THOUSANDS of pro-Palestinian protesters in the Netherlands on Sunday protested at the presence of the Israeli president at the opening of the country’s new National Holocaust Museum.
This comes as Israel’s killing spree against the Palestinians in Gaza is set to top 31,000.
President Isaac Herzog was in Amsterdam to open the new museum that tells the story of some of the 102,000 Jews who were deported from the Netherlands and murdered in Nazi camps, as well as the history of their persecution under German occupation during World War II, before the deportations began.
The museum “gives a face and a voice to the Jewish victims of persecution in the Netherlands,” the Dutch King Willem-Alexander said in the address at the inaugural ceremony on Sunday.
It also “shows us the devastating consequences that anti-semitism can have,” he said.
President Herzog hailed the Netherland’s initiative to create a new Holocaust museum amid rising anti-semitism around the world.
“At this pivotal moment in time, this institution sends a clear, powerful statement,” Herzog said. “Remember!
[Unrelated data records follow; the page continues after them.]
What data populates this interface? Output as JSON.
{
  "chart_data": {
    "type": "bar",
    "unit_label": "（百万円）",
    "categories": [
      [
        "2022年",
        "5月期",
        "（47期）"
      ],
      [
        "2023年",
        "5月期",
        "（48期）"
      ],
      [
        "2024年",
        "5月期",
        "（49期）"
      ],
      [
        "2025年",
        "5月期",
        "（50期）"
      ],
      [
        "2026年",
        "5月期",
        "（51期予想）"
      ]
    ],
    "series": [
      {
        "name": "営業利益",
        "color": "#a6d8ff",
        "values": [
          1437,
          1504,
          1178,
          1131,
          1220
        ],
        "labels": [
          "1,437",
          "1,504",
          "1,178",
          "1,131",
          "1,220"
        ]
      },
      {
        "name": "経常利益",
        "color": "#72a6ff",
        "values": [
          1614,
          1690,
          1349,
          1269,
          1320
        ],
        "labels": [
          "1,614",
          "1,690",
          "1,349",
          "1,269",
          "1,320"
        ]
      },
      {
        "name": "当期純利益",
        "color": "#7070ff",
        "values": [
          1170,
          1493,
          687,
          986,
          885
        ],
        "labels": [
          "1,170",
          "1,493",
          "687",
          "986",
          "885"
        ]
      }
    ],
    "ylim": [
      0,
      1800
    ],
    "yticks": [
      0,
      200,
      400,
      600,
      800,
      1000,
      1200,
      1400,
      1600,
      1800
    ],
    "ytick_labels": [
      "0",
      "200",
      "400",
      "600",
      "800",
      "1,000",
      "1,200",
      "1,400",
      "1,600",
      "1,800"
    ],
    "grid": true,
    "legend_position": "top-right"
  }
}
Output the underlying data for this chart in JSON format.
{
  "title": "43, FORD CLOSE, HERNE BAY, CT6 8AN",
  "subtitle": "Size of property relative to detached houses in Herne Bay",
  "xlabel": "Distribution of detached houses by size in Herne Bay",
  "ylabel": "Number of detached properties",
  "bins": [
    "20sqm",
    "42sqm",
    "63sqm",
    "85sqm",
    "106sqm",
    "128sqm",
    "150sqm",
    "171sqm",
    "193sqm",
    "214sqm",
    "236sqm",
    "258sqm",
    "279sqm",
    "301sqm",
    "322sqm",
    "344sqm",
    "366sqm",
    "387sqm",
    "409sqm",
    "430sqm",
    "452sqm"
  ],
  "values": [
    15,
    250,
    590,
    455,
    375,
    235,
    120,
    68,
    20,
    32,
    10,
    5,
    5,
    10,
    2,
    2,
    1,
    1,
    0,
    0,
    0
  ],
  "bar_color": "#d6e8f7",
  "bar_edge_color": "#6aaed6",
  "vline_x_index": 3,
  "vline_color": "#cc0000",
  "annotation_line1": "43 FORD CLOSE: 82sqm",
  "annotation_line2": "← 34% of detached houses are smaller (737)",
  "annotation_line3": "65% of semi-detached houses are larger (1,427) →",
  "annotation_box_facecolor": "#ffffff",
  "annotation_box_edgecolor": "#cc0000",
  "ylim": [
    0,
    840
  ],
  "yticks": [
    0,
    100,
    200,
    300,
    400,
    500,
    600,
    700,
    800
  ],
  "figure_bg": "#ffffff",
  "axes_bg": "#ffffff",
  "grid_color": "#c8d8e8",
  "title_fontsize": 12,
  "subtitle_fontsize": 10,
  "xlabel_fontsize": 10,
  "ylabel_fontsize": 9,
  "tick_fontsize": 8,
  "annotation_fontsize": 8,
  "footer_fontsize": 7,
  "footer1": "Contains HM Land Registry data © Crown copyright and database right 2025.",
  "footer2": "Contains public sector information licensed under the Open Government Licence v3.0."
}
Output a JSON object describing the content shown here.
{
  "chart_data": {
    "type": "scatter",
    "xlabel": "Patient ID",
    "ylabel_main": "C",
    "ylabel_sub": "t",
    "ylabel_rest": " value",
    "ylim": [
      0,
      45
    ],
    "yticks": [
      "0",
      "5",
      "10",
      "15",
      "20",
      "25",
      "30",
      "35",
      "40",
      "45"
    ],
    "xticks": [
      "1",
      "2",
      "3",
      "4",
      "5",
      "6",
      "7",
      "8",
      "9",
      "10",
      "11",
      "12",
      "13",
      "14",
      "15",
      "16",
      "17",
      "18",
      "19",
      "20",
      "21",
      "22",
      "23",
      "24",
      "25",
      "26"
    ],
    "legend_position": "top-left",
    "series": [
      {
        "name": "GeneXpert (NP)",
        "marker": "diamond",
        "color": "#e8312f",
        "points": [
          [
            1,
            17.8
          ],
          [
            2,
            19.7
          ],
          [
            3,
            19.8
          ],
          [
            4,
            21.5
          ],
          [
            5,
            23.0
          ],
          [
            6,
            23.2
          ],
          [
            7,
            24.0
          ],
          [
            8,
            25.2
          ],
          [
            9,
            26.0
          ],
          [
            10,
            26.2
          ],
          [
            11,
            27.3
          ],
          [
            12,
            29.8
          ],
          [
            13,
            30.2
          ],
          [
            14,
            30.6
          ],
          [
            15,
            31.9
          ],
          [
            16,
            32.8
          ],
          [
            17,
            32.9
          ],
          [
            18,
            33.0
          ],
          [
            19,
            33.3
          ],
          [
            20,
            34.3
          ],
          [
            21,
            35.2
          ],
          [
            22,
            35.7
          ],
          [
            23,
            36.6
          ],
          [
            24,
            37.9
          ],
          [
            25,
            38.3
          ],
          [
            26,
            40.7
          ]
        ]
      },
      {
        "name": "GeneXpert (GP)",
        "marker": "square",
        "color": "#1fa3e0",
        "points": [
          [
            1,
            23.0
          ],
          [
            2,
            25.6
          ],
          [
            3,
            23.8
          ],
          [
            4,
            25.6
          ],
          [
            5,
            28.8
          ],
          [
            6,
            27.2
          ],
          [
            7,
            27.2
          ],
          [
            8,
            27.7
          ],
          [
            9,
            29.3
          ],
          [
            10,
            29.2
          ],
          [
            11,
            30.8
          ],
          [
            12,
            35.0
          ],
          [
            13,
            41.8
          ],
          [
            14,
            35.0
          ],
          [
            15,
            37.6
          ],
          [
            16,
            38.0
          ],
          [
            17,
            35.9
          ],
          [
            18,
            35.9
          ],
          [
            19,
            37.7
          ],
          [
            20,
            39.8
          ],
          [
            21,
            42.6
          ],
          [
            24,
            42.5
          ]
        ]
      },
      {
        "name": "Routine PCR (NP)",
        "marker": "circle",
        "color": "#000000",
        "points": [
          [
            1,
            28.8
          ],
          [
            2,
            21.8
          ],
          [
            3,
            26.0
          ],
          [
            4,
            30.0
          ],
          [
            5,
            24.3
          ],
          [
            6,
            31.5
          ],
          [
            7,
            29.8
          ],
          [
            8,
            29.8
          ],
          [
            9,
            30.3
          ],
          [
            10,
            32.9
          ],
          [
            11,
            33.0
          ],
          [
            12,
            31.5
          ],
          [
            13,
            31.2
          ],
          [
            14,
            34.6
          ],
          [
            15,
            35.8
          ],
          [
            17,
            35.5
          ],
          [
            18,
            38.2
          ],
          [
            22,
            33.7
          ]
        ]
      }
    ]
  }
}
Remember the horrors born of hatred, anti-semitism and racism and never again allow them to flourish.”
But thousands of protesters gathered at the Waterloo Square in central Amsterdam, near the museum and the synagogue, waving Palestinian flags, chanting “never again is now” and demanding an end to Israel’s occupation of Palestinian territories and an immediate ceasefire in Gaza.
The protest leaders made it clear that they were against President Herzog’s presence, not the museum and what it commemorates.
Joana Cavaco, an anti-war activist with the Erev Rav Jewish collective, said: “How is it possible that such a sacred space is being used to normalise genocide today?”
Pro-Palestinian Dutch organisation the Rights Forum called Mr Herzog’s presence “a slap in the face of the Palestinians who can only helplessly watch how Israel murders their loved ones and destroys their land.”